编写一个python脚本来打印两个给定数字(包括两个值(之间的所有素数有人能告诉我我在这里做错了什么吗?
a = int(input("Enter the value of a : "))
b = int(input("Enter the value of b : "))
for k in range(a,b):
for i in range(2,k):
if k%i!=0:
if k!=i:
continue
elif k==i:
print(k)
break
elif k!=i:
break
您正在检查一个数字是否以错误的方式素数——有很多代码中未处理的情况,例如如果a大于b您将从"0"开始循环;a";无论如何即使数值设置正确,算法也不正确这是我的最佳解决方案,希望它能帮助
a = int(input("Enter the value of a : "))
b = int(input("Enter the value of b : "))
def is_prime(n):
# negative numbers cannot be primes 1 and 0 are also not primes
if n <= 1:
return False
# since 2 is the first prime we will start looping from it
# until n since you mentioned that n is included
for i in range(2, n + 1):
# if n is cleanly divisible by any number less than n
# that means that n is not prime
if n % i == 0 and n != i:
return False
return True
for k in range(a,b):
if a > b:
print ("a cannot be bigger than b")
if is_prime(k):
print(k)
以下是解决方案。我添加了一些注释来解释代码的作用。
a = int(input("Enter the value of a : "))
b = int(input("Enter the value of b : "))
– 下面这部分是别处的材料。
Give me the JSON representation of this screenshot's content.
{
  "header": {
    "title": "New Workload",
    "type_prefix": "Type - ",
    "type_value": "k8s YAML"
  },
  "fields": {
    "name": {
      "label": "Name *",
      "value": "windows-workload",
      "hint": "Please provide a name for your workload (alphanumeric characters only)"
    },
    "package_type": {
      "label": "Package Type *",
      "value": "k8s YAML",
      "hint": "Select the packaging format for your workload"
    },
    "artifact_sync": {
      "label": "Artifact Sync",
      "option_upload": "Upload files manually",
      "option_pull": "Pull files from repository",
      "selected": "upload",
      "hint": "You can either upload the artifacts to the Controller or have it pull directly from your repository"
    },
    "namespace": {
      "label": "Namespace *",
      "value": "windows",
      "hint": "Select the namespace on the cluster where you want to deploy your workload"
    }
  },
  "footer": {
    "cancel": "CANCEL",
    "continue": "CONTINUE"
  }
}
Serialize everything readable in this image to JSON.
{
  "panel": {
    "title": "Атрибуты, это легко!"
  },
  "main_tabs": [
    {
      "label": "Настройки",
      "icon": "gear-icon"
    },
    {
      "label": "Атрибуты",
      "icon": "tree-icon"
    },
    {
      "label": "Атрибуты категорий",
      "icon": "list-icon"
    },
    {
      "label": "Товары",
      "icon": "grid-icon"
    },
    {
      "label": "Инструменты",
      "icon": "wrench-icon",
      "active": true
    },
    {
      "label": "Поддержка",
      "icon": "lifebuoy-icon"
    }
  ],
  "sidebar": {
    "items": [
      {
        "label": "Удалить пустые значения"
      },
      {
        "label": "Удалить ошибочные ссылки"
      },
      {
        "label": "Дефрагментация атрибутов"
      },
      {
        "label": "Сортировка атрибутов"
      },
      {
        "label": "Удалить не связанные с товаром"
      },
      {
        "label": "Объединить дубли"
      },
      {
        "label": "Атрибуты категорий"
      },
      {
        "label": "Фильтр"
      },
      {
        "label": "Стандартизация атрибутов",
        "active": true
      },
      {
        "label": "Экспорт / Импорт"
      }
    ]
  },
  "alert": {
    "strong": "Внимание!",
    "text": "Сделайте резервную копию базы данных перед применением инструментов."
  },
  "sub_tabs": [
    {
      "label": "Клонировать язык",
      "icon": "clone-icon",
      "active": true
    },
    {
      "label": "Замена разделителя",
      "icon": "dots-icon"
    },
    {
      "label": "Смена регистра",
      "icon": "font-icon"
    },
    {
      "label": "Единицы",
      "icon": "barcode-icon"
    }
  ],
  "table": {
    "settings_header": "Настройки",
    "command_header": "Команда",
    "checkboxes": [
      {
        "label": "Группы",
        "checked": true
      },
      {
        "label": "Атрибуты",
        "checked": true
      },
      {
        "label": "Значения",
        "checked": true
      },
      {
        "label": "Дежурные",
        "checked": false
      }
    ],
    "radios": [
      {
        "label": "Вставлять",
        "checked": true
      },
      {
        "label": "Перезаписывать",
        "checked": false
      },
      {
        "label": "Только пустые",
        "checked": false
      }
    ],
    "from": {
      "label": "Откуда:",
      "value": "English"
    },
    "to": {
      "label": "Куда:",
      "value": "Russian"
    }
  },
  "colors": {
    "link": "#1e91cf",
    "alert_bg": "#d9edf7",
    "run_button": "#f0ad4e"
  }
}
# Include b in the range by adding 1
for num in range(a, b + 1):
# Prime numbers are greater than 1
if num > 1:
for i in range(2, num):
# If the number is divisible, it is not prime
if num % i == 0:
# Check if the number is equal to the number itself
if num != i:
break
else:
# If the loop was not broken, the number isn't divisible
# by other numbers except itself and 1, so it's prime
print(num)
好吧,素数是"一个只能被自身和1〃整除的数;,所以实际上,首先我只去CCD_ 1。这种方法是最直接的方法之一,并且在计算上不友好。有一些算法专门研究这种素数的寻找。
我已经修复了代码,简化了表达式,并添加了前面提到的+1以实现包容性。
a = int(input("Enter the value of a : "))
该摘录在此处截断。